Jim: Speaking of spoilers -- a lot of e-mails have come in asking if you're going to review the return of PRISON BREAK.

Ava: Because our original review said so much?

Jim: "Prison Break Tease" was the title.  Let me quote from it:

Armed with a pout and delivering every line in some sort of tribute to Cher's variety hour work,
while the big talk inside the prison is Michael's looks, we kept expecting Miller to hop ontop of an upright piano and break into a few verses of "I Saw A Man And He Danced With His Wife."

A friend swears that Miller's playing Michael as a "power bottom" and the character is just waiting for the "right man to call his bluff." We'd argue that our friend put way too much thought into the series -- far more, in fact, than the writers have.

Ava: I sometimes miss those days.

C.I.: Agreed.

Ava: We were so snarky.

C.I.: And so accurate.

Ava: Now we try provide context and be media analysts.  We don't get to have as much fun.

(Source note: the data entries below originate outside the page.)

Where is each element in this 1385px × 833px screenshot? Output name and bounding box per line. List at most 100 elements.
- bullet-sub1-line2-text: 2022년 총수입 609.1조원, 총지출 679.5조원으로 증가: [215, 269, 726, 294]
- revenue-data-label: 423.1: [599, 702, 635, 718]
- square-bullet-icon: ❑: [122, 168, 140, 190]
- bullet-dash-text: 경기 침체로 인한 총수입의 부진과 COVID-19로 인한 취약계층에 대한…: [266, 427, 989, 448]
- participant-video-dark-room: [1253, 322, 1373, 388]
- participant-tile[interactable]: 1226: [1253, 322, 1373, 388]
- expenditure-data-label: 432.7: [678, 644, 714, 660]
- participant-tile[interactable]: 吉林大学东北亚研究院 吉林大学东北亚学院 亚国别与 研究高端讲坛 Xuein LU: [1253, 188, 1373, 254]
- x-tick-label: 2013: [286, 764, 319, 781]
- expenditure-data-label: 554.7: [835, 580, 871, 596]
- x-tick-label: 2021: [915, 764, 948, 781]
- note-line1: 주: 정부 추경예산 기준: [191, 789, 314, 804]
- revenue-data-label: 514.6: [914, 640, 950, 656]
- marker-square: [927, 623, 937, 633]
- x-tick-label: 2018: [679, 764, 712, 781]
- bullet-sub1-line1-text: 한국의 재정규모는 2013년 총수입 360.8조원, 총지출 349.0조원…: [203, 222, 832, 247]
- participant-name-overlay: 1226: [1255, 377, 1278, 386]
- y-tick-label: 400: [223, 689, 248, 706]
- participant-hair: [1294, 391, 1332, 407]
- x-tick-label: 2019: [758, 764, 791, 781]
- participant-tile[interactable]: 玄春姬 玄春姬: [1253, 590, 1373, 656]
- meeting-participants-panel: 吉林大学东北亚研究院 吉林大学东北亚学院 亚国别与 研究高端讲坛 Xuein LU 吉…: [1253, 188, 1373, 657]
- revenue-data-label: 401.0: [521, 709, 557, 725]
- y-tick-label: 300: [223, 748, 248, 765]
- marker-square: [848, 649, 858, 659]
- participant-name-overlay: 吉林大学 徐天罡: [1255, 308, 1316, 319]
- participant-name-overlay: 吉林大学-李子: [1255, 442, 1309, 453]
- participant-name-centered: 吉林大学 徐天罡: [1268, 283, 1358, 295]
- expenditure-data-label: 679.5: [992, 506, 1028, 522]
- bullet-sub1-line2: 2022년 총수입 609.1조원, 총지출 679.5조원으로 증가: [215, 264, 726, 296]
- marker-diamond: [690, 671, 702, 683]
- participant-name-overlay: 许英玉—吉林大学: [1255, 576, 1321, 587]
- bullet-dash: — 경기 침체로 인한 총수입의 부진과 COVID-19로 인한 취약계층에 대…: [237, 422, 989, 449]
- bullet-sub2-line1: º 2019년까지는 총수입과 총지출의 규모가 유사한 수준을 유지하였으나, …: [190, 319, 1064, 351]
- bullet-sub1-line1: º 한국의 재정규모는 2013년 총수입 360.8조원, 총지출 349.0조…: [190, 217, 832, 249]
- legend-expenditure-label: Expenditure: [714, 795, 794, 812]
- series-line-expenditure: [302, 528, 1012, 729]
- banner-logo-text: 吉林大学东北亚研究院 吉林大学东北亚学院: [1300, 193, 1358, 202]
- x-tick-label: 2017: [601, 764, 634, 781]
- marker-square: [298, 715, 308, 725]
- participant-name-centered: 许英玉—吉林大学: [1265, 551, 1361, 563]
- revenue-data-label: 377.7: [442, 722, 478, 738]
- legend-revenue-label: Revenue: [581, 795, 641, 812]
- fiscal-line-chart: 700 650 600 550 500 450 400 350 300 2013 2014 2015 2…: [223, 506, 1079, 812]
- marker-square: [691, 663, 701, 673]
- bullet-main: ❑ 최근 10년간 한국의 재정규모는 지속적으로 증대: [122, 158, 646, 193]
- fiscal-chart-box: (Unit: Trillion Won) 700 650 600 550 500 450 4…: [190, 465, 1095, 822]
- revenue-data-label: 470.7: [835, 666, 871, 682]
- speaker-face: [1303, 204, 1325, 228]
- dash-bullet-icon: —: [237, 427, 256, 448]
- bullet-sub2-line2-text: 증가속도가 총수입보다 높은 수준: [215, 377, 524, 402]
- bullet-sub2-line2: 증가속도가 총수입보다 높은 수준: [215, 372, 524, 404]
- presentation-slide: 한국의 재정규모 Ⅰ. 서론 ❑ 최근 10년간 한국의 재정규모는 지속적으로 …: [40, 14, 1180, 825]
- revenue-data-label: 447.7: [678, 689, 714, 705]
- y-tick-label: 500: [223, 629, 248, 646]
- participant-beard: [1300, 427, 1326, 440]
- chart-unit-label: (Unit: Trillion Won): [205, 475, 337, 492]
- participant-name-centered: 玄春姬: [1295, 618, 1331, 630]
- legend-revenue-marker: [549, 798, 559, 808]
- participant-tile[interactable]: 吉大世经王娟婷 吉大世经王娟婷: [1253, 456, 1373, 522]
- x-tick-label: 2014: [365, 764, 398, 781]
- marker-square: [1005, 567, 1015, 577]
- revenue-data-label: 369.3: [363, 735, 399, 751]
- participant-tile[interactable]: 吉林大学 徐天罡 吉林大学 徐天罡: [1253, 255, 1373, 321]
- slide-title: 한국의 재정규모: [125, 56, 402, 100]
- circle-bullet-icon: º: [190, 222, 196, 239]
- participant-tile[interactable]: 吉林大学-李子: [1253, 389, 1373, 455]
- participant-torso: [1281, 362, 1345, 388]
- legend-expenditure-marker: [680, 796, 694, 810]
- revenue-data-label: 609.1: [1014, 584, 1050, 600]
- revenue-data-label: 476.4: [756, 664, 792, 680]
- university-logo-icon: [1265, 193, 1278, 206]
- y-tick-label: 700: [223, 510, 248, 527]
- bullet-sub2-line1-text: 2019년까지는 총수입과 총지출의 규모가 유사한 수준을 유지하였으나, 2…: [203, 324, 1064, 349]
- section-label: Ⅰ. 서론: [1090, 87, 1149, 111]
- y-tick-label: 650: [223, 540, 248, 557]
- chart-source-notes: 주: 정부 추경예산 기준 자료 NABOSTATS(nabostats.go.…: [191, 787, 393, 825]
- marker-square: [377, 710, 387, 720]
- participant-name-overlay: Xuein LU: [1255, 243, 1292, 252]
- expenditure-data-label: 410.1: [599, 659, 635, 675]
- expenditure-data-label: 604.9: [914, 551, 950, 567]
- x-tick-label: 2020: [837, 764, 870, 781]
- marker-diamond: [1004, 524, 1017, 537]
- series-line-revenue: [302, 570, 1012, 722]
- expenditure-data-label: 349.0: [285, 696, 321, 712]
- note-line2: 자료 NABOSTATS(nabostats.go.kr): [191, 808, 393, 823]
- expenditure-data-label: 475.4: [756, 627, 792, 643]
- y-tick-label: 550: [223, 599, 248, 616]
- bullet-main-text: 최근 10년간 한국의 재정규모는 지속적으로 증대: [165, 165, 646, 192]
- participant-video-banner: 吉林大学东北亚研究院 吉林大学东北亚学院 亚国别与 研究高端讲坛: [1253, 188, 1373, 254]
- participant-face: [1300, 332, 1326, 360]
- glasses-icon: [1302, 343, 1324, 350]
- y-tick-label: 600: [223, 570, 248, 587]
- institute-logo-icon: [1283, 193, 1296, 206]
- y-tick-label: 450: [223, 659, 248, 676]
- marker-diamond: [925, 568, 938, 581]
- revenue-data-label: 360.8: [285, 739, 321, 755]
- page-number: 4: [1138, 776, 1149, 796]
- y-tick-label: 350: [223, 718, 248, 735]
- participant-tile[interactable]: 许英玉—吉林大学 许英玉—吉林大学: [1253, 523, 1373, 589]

Jim: In terms of outing, that's not your big one.  You did a review -- and it's the only one you've changed after it went up without making a note that you'd changed it -- in which you spoke of the three gay actors on the show.  After it went up?

Ava: We heard from one of the three.  We thought he was officially out.  He wasn't.  He's out to people he knows, like us, but he wasn't -- and still isn't -- out.  So we went in and changed our review.

C.I.: And there's no note because this would come up at some point and then people could go through and figure it out.

Rebecca:  But back to PRISON BREAK, Wentworth is now out and, indeed, is a power bottom.  Maybe in it's limited return, Went can hop on the upright piano and sing a little of "I Saw A Man And He Danced With His Wife"?